Assured shorthold tenancies
A landlord must now give 6 months’ notice under a Section 21 Notice to terminate an assured shorthold tenancy for any notices served on or after 29 August. This restriction will remain in place until 31 March 2021. If possession proceedings are necessary, these must be issued within 10 months of the date of service of the Section 21 Notice (subject to the current stay on possession proceedings which is due to be lifted on 20 September 2020).
Further, amendments have been made to the prescribed form Section 21 Notice, so it is important that landlords and agents use the correct version.
Under Section 8 of the Housing Act 1988 (as amended), a landlord may serve a notice on a tenant of an assured tenancy or an assured shorthold tenancy if the landlord can establish one of the statutory grounds such as arrears of rent.

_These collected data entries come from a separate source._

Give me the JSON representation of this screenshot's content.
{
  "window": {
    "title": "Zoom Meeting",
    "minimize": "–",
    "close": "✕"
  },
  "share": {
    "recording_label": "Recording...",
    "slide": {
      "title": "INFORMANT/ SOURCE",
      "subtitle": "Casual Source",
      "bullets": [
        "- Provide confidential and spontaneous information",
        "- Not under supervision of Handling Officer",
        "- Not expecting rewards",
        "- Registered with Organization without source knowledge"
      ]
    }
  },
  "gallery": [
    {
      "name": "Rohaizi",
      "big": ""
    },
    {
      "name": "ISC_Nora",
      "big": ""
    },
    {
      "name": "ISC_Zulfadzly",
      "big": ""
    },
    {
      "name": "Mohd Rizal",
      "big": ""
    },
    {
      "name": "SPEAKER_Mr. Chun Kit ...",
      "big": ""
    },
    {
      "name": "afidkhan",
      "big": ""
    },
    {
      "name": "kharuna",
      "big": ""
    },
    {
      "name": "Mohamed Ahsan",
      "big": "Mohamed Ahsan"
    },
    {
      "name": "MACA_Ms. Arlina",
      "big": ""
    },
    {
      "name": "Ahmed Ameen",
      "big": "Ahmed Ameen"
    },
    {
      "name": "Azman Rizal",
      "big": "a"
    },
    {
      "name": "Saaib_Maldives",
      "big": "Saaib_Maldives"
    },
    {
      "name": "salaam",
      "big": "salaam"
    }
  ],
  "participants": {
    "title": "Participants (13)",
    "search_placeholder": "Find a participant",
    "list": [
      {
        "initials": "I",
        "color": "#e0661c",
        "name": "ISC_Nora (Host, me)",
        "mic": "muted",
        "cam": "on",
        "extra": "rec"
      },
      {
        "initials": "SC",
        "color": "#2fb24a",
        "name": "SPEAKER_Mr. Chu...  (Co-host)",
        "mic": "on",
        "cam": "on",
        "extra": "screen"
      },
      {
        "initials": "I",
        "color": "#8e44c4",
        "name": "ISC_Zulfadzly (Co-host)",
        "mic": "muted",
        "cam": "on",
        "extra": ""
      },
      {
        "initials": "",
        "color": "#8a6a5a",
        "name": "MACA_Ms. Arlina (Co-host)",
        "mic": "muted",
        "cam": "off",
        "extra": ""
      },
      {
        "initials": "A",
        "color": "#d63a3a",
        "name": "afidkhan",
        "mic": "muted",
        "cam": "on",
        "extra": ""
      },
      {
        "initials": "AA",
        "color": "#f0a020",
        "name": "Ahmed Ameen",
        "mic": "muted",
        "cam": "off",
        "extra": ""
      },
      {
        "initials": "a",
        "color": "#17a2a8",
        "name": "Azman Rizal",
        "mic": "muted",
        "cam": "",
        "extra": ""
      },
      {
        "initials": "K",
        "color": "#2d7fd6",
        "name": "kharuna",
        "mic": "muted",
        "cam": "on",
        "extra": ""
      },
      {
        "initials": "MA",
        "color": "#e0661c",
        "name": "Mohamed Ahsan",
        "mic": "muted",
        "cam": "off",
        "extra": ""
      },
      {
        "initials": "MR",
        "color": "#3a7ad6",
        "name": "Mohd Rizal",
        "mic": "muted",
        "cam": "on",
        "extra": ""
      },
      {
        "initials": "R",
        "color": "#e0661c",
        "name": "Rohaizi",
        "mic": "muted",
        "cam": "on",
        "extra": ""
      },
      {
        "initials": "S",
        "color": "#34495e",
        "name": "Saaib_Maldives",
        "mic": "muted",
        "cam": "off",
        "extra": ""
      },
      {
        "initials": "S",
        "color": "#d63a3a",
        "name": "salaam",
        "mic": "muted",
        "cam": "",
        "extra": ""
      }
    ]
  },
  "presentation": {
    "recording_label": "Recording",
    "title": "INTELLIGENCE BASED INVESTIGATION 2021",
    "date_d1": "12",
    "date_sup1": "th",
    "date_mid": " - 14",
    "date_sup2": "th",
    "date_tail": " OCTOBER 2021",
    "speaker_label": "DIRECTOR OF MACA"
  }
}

The Regulations extend the notice period for the majority of statutory grounds to 6 months. However, the following notice periods apply for the Section 8 Notice grounds set out below:
- Where grounds 8, 10 and/or 11 are relied upon and where there are more than 6 months’ rent outstanding, at least 4 weeks’ notice must be given;
- Where grounds 7 (death of tenant) or 7B (no right to rent) are relied upon, at least 3 months’ notice must be given;
- Where grounds 14A (domestic violence and social landlord), 14ZA (riot conviction) or 17 (false statement by the tenant) are relied upon, at least 2 weeks’ notice must be given
- Where ground 7A (conviction, breach of injunction or closure order) is relied upon one months’ notice must be given; and
- Where ground 14 (nuisance, annoyance, immoral or illegal user) is relied upon, proceedings not to be started earlier than the date of service of the Section 8 Notice.
As with the Section 21 Notice, amendments have been made to the prescribed form Section 8 Notice.
What happens in relation to notices which have already been served?
The Regulations do not affect notices served before 29 August 2020 provided that these were received by a tenant on or before 28 August 2020. However, the requirements apply to all notices served after 29 August 2020 and the correct notice period must be given otherwise the validity of the notice could be open to challenge.
Possession proceedings are currently stayed until 20 September 2020. Assuming that the stay is lifted on that date, proceedings can be issued and existing proceedings reactivated in accordance with Practice Direction 55C under the Civil Procedure Rules 1998. Please click here for our insight on the procedure for claims issued or reactivated after the stay is lifted. It is possible that there will be further amendments to Practice Direction 55C because this was drafted when the stay was due to lift on 23 August 2020 and some of the wording no longer reads easily now that the stay has been extended to 20 September 2020.